Advertisement

Democrats Make North Dakota a Primary Priority

Share
Times Staff Writers

After a weekend debate in snow-draped Iowa, Democrat Rep. Dick Gephardt plunged northward into the frigid High Plains to forage for votes in a place where sightings of presidential candidates are about as common as balmy days in January.

On a bone-chilling Sunday night in Fargo -- as subzero temperatures threatened to stall the Winnebago that carried him from stop to stop -- Gephardt found a warm reception from union loyalists and party activists mobilizing for one of the more remote early battles in the 2004 nominating contest.

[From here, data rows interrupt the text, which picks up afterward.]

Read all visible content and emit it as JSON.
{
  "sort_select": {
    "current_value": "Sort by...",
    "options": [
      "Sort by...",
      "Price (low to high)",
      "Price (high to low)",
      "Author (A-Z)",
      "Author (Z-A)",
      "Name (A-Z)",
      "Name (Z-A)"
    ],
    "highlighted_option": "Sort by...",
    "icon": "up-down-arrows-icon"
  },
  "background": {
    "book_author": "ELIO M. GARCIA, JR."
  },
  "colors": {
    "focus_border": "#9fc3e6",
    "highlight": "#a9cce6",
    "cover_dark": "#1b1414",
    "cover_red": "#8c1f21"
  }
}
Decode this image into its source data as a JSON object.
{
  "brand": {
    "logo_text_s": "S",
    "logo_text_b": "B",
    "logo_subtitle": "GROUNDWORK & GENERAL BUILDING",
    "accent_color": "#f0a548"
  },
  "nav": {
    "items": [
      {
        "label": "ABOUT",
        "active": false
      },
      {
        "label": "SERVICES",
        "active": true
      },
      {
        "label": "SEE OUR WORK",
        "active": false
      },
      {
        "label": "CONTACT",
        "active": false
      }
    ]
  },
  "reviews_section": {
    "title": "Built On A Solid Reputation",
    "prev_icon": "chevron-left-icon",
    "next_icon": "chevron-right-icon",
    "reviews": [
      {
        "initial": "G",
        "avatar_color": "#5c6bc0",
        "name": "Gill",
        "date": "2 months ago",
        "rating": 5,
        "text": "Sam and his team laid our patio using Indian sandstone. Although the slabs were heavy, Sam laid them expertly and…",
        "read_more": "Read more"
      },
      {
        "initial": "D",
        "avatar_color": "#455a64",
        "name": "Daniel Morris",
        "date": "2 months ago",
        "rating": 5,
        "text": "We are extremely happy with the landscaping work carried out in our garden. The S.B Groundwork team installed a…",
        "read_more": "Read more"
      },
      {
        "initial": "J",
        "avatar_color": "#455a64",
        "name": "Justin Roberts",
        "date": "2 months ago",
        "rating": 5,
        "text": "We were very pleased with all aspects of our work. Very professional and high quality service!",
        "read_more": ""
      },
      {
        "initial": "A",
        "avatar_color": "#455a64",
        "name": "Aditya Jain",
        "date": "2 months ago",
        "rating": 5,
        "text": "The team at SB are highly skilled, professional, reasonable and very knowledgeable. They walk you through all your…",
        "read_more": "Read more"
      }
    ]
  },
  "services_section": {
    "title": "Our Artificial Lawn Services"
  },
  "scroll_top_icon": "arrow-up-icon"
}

Rival Howard Dean followed him Monday night, and more than 800 braved the cold to hear him speak at a local hotel.

Advertisement

Retired Gen. Wesley K. Clark and, in a separate appearance, a surrogate for Sen. John F. Kerry of Massachusetts are due in North Dakota this week -- further proof that in this year’s compressed schedule of primaries and caucuses, candidates have more than just Iowa and New Hampshire on their minds.

North Dakota is one of seven states with contests on Feb. 3. In this unlikely political front, just a handful of delegates to the national convention are at stake in caucuses that party officials expect to draw no more than 20,000 participants. But candidates are coming nonetheless, because even victory in a sparsely populated state can help them claim momentum.

“You have to win as many states as you can on Feb. 3 to prove that you’re a vote-getter,” said John Marshall, the director of Clark’s campaign here. “So North Dakota fits into the mix.”

North Dakotans, who have never before had much of a voice in choosing a presidential nominee, seem flattered by the attention, though perhaps unschooled in their role in a political pageant that Iowans, a few hundred miles to the southeast, know by heart.

“They know Feb. 3 is important in North Dakota, but they’re not sure what they’re supposed to do at this point,” said Vern Thompson, executive director of the state Democratic Party.

Thompson is working feverishly to improve turnout; four years ago, the Democratic caucuses drew only about 2,000 partisans and occurred well after Al Gore had clinched the presidential nomination. Before that, the state party held a little-noticed primary in 1996.

Advertisement

“This is the first time that North Dakota has had a chance to be a player on the national scene,” Thompson said.

Although its three-member congressional delegation is entirely Democratic, North Dakota has long voted Republican for president.

Gore never bothered to campaign here in 2000, embittering local Democrats, and George W. Bush easily carried the state in the general election.

No one is predicting that the eventual Democratic nominee in 2004 will spend much time here either, come summer or fall. But at least the candidates for the nomination are making a stir in the dead of winter.

Clark is scheduled to pay his second visit Saturday when he keynotes a Democratic Party dinner in Bismarck.

Dean’s visit here also was his second, following a stop in 2002.

During his speech Monday, the former Vermont governor was rewarded with six standing ovations during the course of his 30-minute speech.

Advertisement

“Thank you! My goodness, wow!” Dean said as he came into the overflowing ballroom. “This is what I call a warm North Dakota welcome!”

Kerry was dispatching retired Lt. Gen. Claudia Kennedy to help him build support in the state this week.

Gephardt, a Missouri congressman, has offices in Bismarck and Fargo and has come to the state twice. In addition, his son, Matt, campaigned here in December.

Matt Gephardt’s far-north swing became a running joke recently when a voter in Iowa asked the elder Gephardt why, if he loved his son, would he send him to Fargo in December. Gephardt got big laughs retelling that story to Iowa audiences.

For all the jokes, though, North Dakota figures in Gephardt’s strategy. He hopes a win in Iowa will propel him to victory here, much as his 1988 Iowa win in that year’s presidential race helped him capture South Dakota before losses in other states ended his candidacy.

If Gephardt takes North Dakota on Feb. 3 along with South Carolina, Oklahoma and his native Missouri -- all states he has targeted -- he would have won more than half the day’s contests.

Advertisement

Gephardt, as he campaigned in Fargo on Sunday, met with sugar beet growers who fear that the recently negotiated Central American Free Trade Agreement will allow imported sugar to undercut domestic producers. The sugar industry generates about $2 billion a year in local revenue, officials said, and employs thousands of workers.

Gephardt, an opponent of the new trade agreement, told the workers he was on their side.

Turning up his rhetoric in a rally at a union hall, Gephardt promoted his plan for near-universal health care and railed against Bush’s tax cuts, which he called a giveaway to the wealthy, with just a “little bitty, puny tax cut” for the average family. His phrase mocked language the president had used this year to describe a tax cut package smaller than what he had requested from Congress.

Asked about the effort to get to North Dakota, Gephardt told reporters: “When you run for president, you’ve got to work. And you’ve got to be in a lot of different places at one time. Pleased to be here tonight.”